McCarthy has previously directed The Station Agent and The Visitor which are both very fine films, and you can add this to his filmography of movies that will stay with you long after the final credits roll. The characters aren’t indie film archetypes who appear in movie after movie; they are people with their own unique set of characteristics and who behave realistically in realistic situations. Most of us will relate to Mike’s financial predicament because most of us have been there or are there now.

Giamatti is one of those actors who almost always gives a terrific performance and along with his work in Barney’s Version of late seems to be at the top of his game, impressive at every turn. He’s become one of my favorite actors, one who can get my butt into a theater seat just because he’s in the movie. He makes Mike not just an everyman, but a believable one; a basically decent man pushed to the wall to make decisions that aren’t necessarily good ones but expedient ones. I think we all have done that at least once in our lives.

Ryan is also wonderful, playing Jackie as equally good-hearted and supportive but strong – she takes no crap but at the same time her heart goes out to a boy who has had a rough go. She’s like a she-bear whose cubs are threatened when her family – which includes Kyle – is threatened and why Mike leaves her in the dark about what’s really going on is understandable in that he wants to spare her the anxiety he is feeling, but also not in that his wife would be a solid rock. Ryan makes you wish you had a wife like her if you don’t have one, and if you do have one, count your blessings.

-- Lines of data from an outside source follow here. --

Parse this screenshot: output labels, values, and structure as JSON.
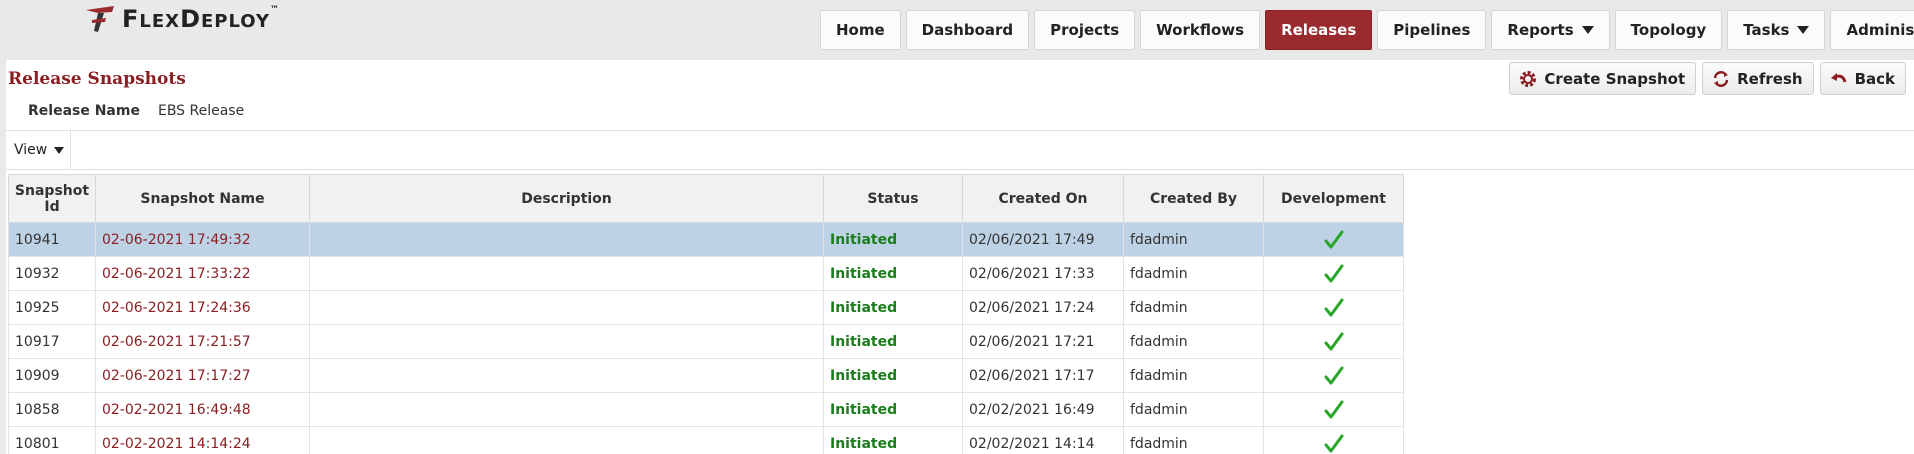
{
  "app": {
    "logo_text_1": "F",
    "logo_text_2": "LEX",
    "logo_text_3": "D",
    "logo_text_4": "EPLOY",
    "logo_tm": "™"
  },
  "nav": [
    {
      "label": "Home",
      "active": false,
      "dropdown": false
    },
    {
      "label": "Dashboard",
      "active": false,
      "dropdown": false
    },
    {
      "label": "Projects",
      "active": false,
      "dropdown": false
    },
    {
      "label": "Workflows",
      "active": false,
      "dropdown": false
    },
    {
      "label": "Releases",
      "active": true,
      "dropdown": false
    },
    {
      "label": "Pipelines",
      "active": false,
      "dropdown": false
    },
    {
      "label": "Reports",
      "active": false,
      "dropdown": true
    },
    {
      "label": "Topology",
      "active": false,
      "dropdown": false
    },
    {
      "label": "Tasks",
      "active": false,
      "dropdown": true
    },
    {
      "label": "Administration",
      "active": false,
      "dropdown": true
    }
  ],
  "page": {
    "title": "Release Snapshots",
    "release_name_label": "Release Name",
    "release_name_value": "EBS Release"
  },
  "actions": {
    "create_label": "Create Snapshot",
    "refresh_label": "Refresh",
    "back_label": "Back"
  },
  "toolbar": {
    "view_label": "View"
  },
  "colors": {
    "brand": "#9a2a2e",
    "link": "#8b1f23",
    "status_green": "#1c7d1c",
    "selected_row": "#bed2e5"
  },
  "table": {
    "headers": [
      "Snapshot Id",
      "Snapshot Name",
      "Description",
      "Status",
      "Created On",
      "Created By",
      "Development"
    ],
    "rows": [
      {
        "id": "10941",
        "name": "02-06-2021 17:49:32",
        "description": "",
        "status": "Initiated",
        "created_on": "02/06/2021 17:49",
        "created_by": "fdadmin",
        "development": "check-icon",
        "selected": true
      },
      {
        "id": "10932",
        "name": "02-06-2021 17:33:22",
        "description": "",
        "status": "Initiated",
        "created_on": "02/06/2021 17:33",
        "created_by": "fdadmin",
        "development": "check-icon",
        "selected": false
      },
      {
        "id": "10925",
        "name": "02-06-2021 17:24:36",
        "description": "",
        "status": "Initiated",
        "created_on": "02/06/2021 17:24",
        "created_by": "fdadmin",
        "development": "check-icon",
        "selected": false
      },
      {
        "id": "10917",
        "name": "02-06-2021 17:21:57",
        "description": "",
        "status": "Initiated",
        "created_on": "02/06/2021 17:21",
        "created_by": "fdadmin",
        "development": "check-icon",
        "selected": false
      },
      {
        "id": "10909",
        "name": "02-06-2021 17:17:27",
        "description": "",
        "status": "Initiated",
        "created_on": "02/06/2021 17:17",
        "created_by": "fdadmin",
        "development": "check-icon",
        "selected": false
      },
      {
        "id": "10858",
        "name": "02-02-2021 16:49:48",
        "description": "",
        "status": "Initiated",
        "created_on": "02/02/2021 16:49",
        "created_by": "fdadmin",
        "development": "check-icon",
        "selected": false
      },
      {
        "id": "10801",
        "name": "02-02-2021 14:14:24",
        "description": "",
        "status": "Initiated",
        "created_on": "02/02/2021 14:14",
        "created_by": "fdadmin",
        "development": "check-icon",
        "selected": false
      }
    ]
  }
}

Shaffer has been receiving a lot of attention with his performance and for good reason. He is a natural and has great screen presence. You’d never know this was his first feature film, so natural is he before the camera. Like any first-timer there are some rough patches but this kid has some amazing potential and if he chooses to go this road, he certainly is going to be someone to keep an eye on.

The ending was a bit sitcom-ish for my tastes but that’s really one of the few bumps in the road that this movie takes us on. There are some wonderful supporting performances, particularly from Tambor, Young and Cannavale as well as Lynskey who has a pretty thankless role but does it well.

McCarthy is developing an impressive library of movies with his name on them and is a director that is rapidly becoming one who I’ll go out of my way to see sight unseen. He certainly has made another film here that is one of those quiet gems that you don’t hear much about but turns out to be well worth checking out. This is one worth finding at your local video or streaming emporium.

WHY RENT THIS: Giamatti and Ryan are terrific with some good support performances. A sweet film that doesn’t sugarcoat the hard choices. 

WHY RENT SOMETHING ELSE: A bit formulaic in the ending.

FAMILY VALUES: The language gets pretty rough in places and there are some allusions to drug use.

TRIVIAL PURSUIT: This is Shaffer’s feature film debut; he was a New Jersey State wrestling champion in 2010 as a sophomore in high school but his wrestling career came to a close when he broke an L-5 vertebra.

NOTABLE DVD EXTRAS: The DVD edition has a music video from The National for their closing credits song “Think You Can Wait.” The Blu-Ray edition adds a Sundance tour by actor David Thompson and a brief interview of McCarthy and Giamatti, also from Sundance.

BOX OFFICE PERFORMANCE: $10.8M on an unreported production budget; it is likely that the movie made a good chunk of change relatively speaking.